Saturday, April 27, 2019

Chris Middleton Has Some Obscure but Interesting Facts About Rye

I heard from our friend Chris Middleton today. He enjoyed my article about rye in the current issue of Whisky Advocate. (Great magazine, but I wish they would spell 'whiskey' correctly.) Mr. Middleton, formerly of Jack Daniel's, is principal and director of Australia's Whisky Academy. He is a treasure trove of information, as his note below reveals.

I enjoyed your article on rye, probing this grain deeper than most writers care to venture. I was intrigued to read one of your interviewees discussing the Rosen rye being popular in Pennsylvania a hundred years ago. The progenitor of this rye cultivar was brought from Russia by J. A. Rosen, a Russian student at the Michigan Agricultural College (which is now Michigan State). The Michigan Agricultural Experimental Station started cultivating Rosen in 1909 and began distributing it in Michigan in 1912. The first farmer (in Albion, MI) to plant it was Carleton Horton, namesake of Horton rye.

Until the end of the 19th century, rye did not command research attention. Corn did, but that’s a digression. My records have circa 1844 mentioning the Patent Office of Agriculture and the rye cultivar, Multicole. Interestingly, this variety originated in Poland, through France to England and into America when someone tried to commercialise it under US patent. I suspect it was rejected, with the first genetic patent going to Jokichi Takamine, a Japanese chemist in Chicago for his koji patent in 1891, when he coincidently registered his ‘disruptive’ new whiskey-making process.

The popular American winter ryes were imported varieties: Common (probably originally from the UK or Western Europe), St John’s Day (Italy), Siberian (German), as well as the Spring and Southern (seems this variety climatised to warmer US regions, KY/TN). As no one was taking much interest in reporting variations in cereal genetics back then, other varieties and races may have escaped the net, i.e. Baltic-derived varieties of early 19th century Europe including Norwegian, Wallachian, Archangel, Johannis, etc.

In 1850, Pennsylvania was the largest producer of rye (4.8 million bushels, or 34% of national output), followed by NY (4.2m) and MA (0.5m). Rye was about to be toppled as America’s leading whiskey style coming into the War Between the States.

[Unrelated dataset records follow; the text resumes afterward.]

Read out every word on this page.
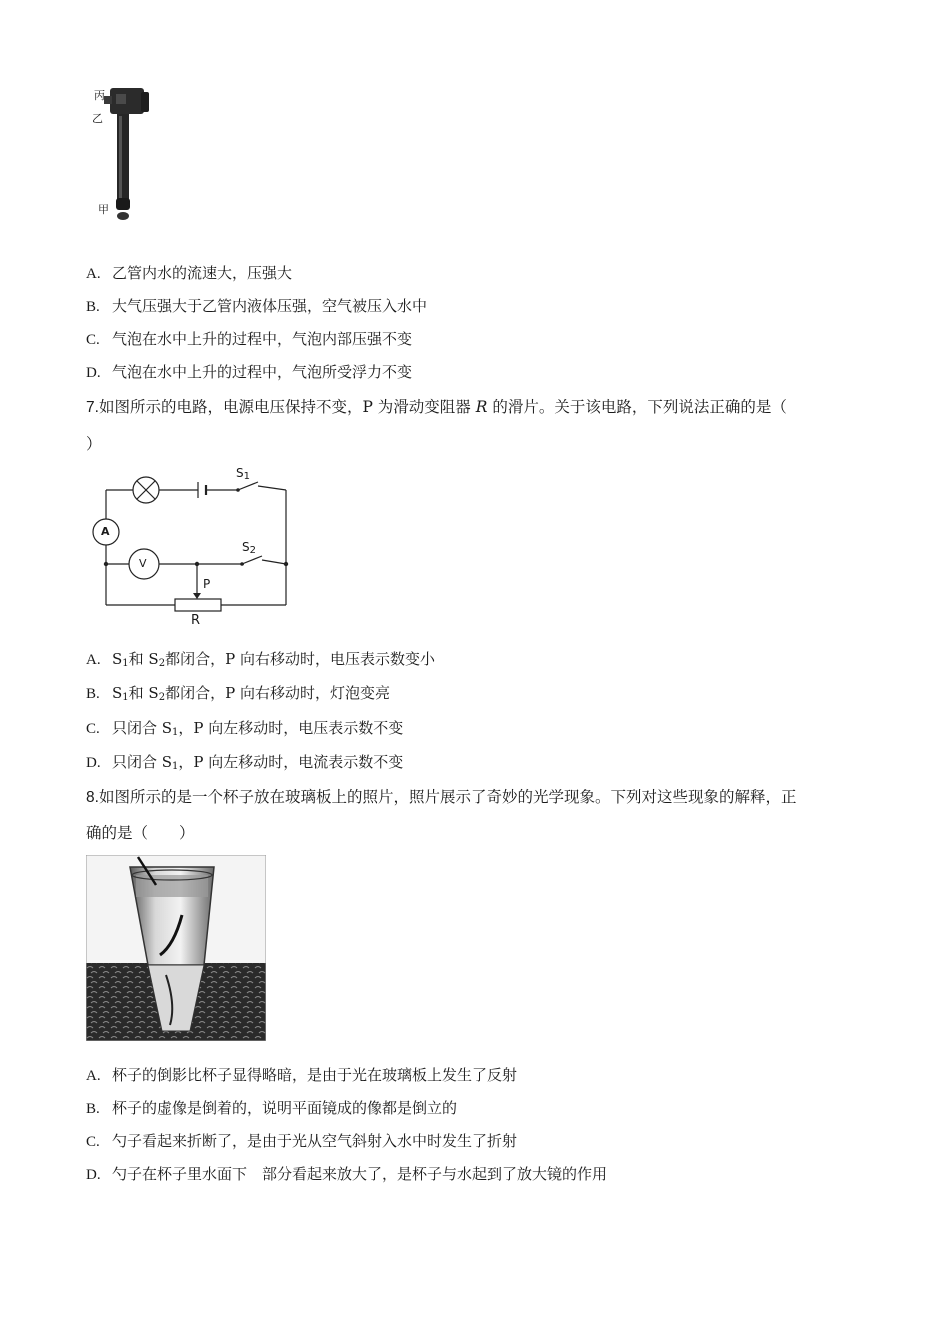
丙
乙
甲
A. 乙管内水的流速大，压强大
B. 大气压强大于乙管内液体压强，空气被压入水中
C. 气泡在水中上升的过程中，气泡内部压强不变
D. 气泡在水中上升的过程中，气泡所受浮力不变
7.如图所示的电路，电源电压保持不变，P 为滑动变阻器 R 的滑片。关于该电路，下列说法正确的是（
）
A
V
$S_1$
$S_2$
P
R
A. $S_1$和 $S_2$都闭合，P 向右移动时，电压表示数变小
B. $S_1$和 $S_2$都闭合，P 向右移动时，灯泡变亮
C. 只闭合 $S_1$，P 向左移动时，电压表示数不变
D. 只闭合 $S_1$，P 向左移动时，电流表示数不变
8.如图所示的是一个杯子放在玻璃板上的照片，照片展示了奇妙的光学现象。下列对这些现象的解释，正
确的是（　　）
A. 杯子的倒影比杯子显得略暗，是由于光在玻璃板上发生了反射
B. 杯子的虚像是倒着的，说明平面镜成的像都是倒立的
C. 勺子看起来折断了，是由于光从空气斜射入水中时发生了折射
D. 勺子在杯子里水面下　部分看起来放大了，是杯子与水起到了放大镜的作用
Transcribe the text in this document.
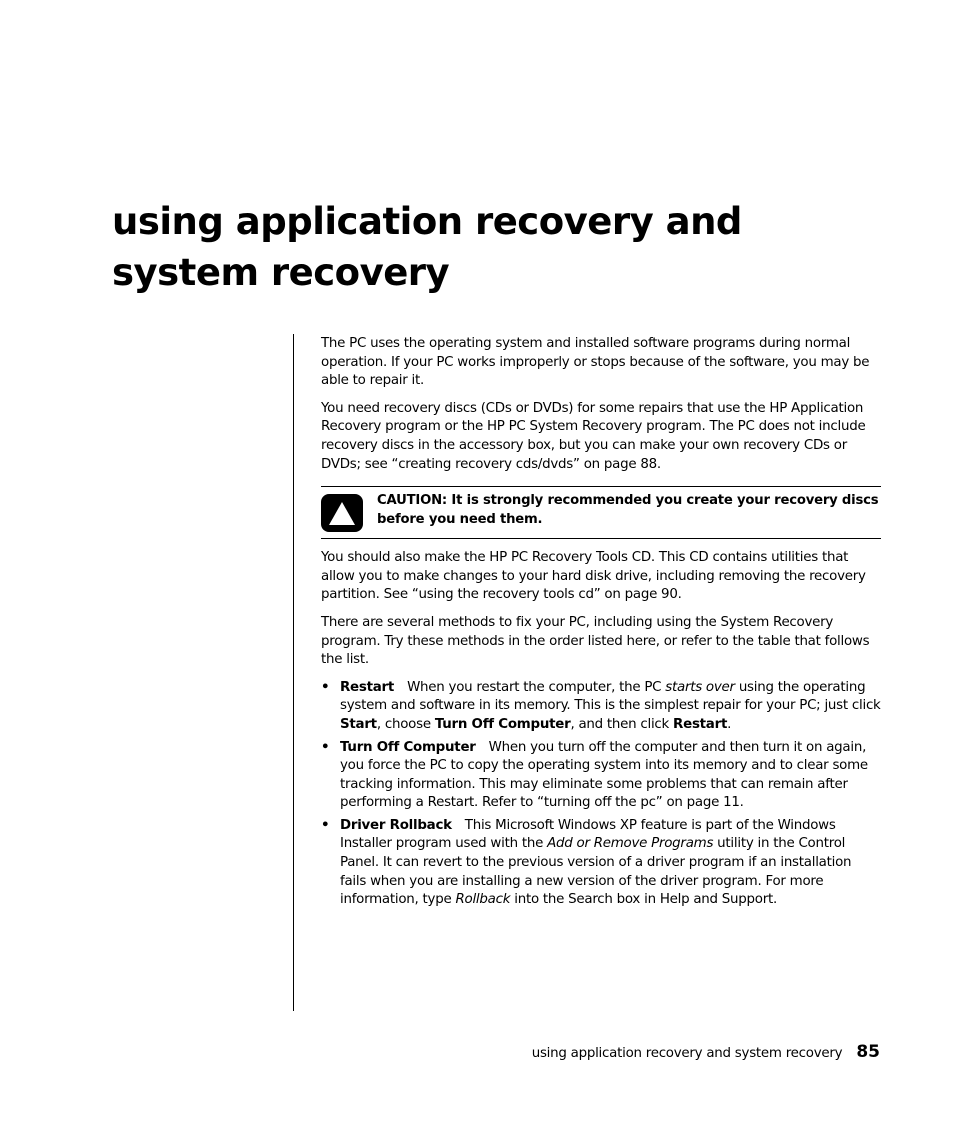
using application recovery and
system recovery

The PC uses the operating system and installed software programs during normal operation. If your PC works improperly or stops because of the software, you may be able to repair it.

You need recovery discs (CDs or DVDs) for some repairs that use the HP Application Recovery program or the HP PC System Recovery program. The PC does not include recovery discs in the accessory box, but you can make your own recovery CDs or DVDs; see “creating recovery cds/dvds” on page 88.

CAUTION: It is strongly recommended you create your recovery discs before you need them.

You should also make the HP PC Recovery Tools CD. This CD contains utilities that allow you to make changes to your hard disk drive, including removing the recovery partition. See “using the recovery tools cd” on page 90.

There are several methods to fix your PC, including using the System Recovery program. Try these methods in the order listed here, or refer to the table that follows the list.

• Restart When you restart the computer, the PC starts over using the operating system and software in its memory. This is the simplest repair for your PC; just click Start, choose Turn Off Computer, and then click Restart.
• Turn Off Computer When you turn off the computer and then turn it on again, you force the PC to copy the operating system into its memory and to clear some tracking information. This may eliminate some problems that can remain after performing a Restart. Refer to “turning off the pc” on page 11.
• Driver Rollback This Microsoft Windows XP feature is part of the Windows Installer program used with the Add or Remove Programs utility in the Control Panel. It can revert to the previous version of a driver program if an installation fails when you are installing a new version of the driver program. For more information, type Rollback into the Search box in Help and Support.
using application recovery and system recovery 85
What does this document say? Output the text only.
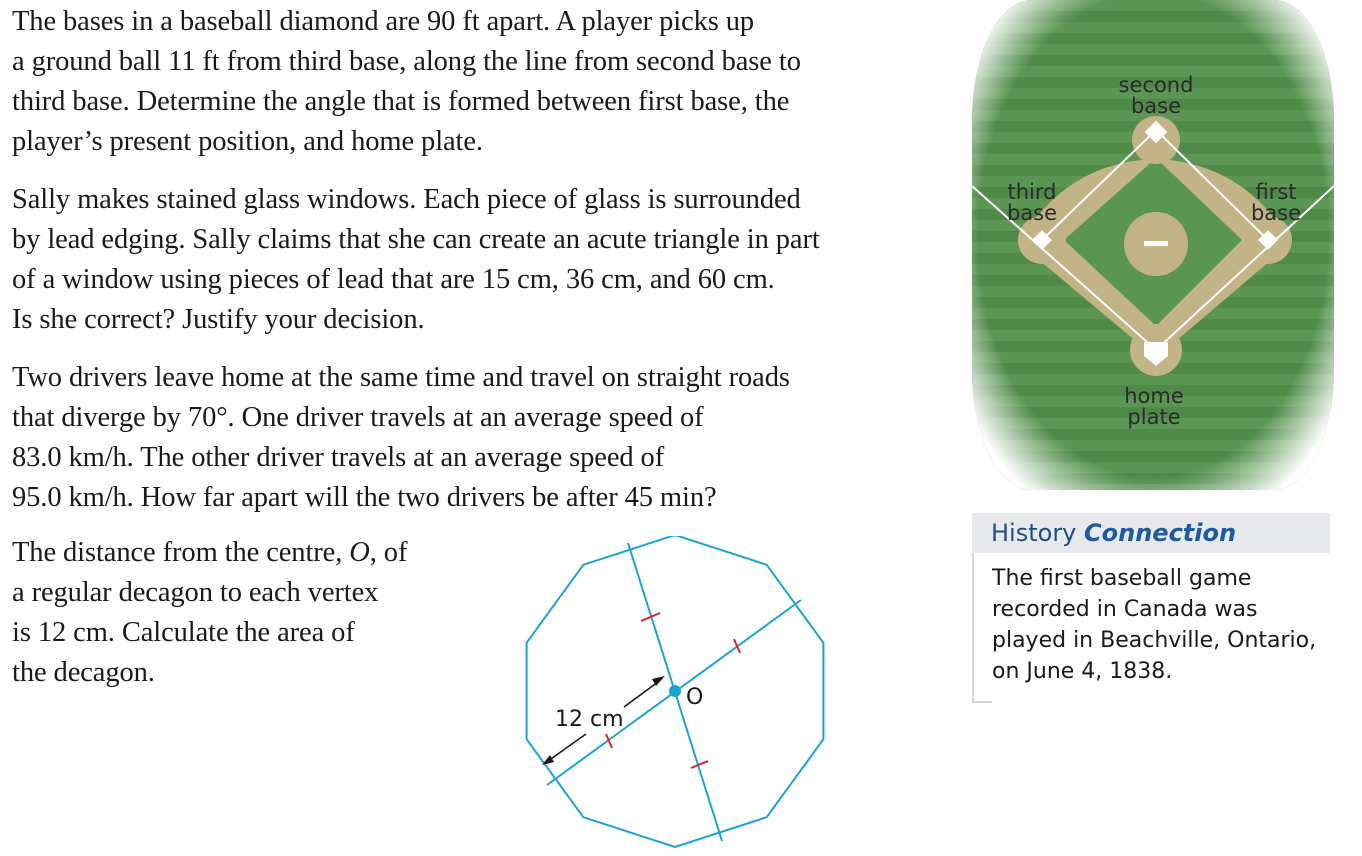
The bases in a baseball diamond are 90 ft apart. A player picks up
a ground ball 11 ft from third base, along the line from second base to
third base. Determine the angle that is formed between first base, the
player’s present position, and home plate.

Sally makes stained glass windows. Each piece of glass is surrounded
by lead edging. Sally claims that she can create an acute triangle in part
of a window using pieces of lead that are 15 cm, 36 cm, and 60 cm.
Is she correct? Justify your decision.

Two drivers leave home at the same time and travel on straight roads
that diverge by 70°. One driver travels at an average speed of
83.0 km/h. The other driver travels at an average speed of
95.0 km/h. How far apart will the two drivers be after 45 min?

The distance from the centre, O, of
a regular decagon to each vertex
is 12 cm. Calculate the area of
the decagon.

second
base
third
base
first
base
home
plate
O
12 cm
History Connection

The first baseball game
recorded in Canada was
played in Beachville, Ontario,
on June 4, 1838.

Years ago I started researching a book on rye … hence all these ready and esoteric records.

NOTE: Thanks to Ari Sussman, of the Ann Arbor Distilling Company, for sharing this little gem about the rye farmers of Michigan's South Manitou Island, published in the early 1930s.

1 comment:

Anonymous said...

Very interesting info, thank you! I was "interested" in rye whiskey ever since I tried Jim Beam Rye (and hated it) about 10 or 12 years ago. I wasn't into sipping spirits back then but I'd seen an article in a flight magazine about the robust hearty aspects of rye and how it's resurgent AND being of eastern european extraction I LOVE rye bread, so I WANTED to like rye whiskey :) But I just bought whatever was cheap and available at the time and I really wasn't ready for it then :)

All these years later I am a whiskey hobbyist/geek and certainly with a soft spot for all things rye whiskey (and bread!).

P.S. growing up in Russia we had a natural soft drink made from malted rye - "kvas" (sometimes spelled "kvass" in latin letters). At home people made it from stale rye bread (which had malted rye in the recipe) but I doubt the commercial producers used that method. The industrial version was still naturally made (likely sometimes diluted and adulterated by retail staff) and sold from a mobile "tap" or from little specialized "KBAC" kiosks made only for this purpose (draft beer was also sold in similar fashion, people just brought their own containers).

It is basically a type of rye beer but too low-abv (probably below 1%) to be considered an alcoholic drink. It is incredibly delicious and refreshing and that flavor of malted rye is haunting. I get it a little in Lot No. 40 rye.

Also, I'd read that vodka in Russia was historically made from malted barley and rye and that makes sense - wheat is more "premium" AND you needed a way to convert the starches before the column still was invented.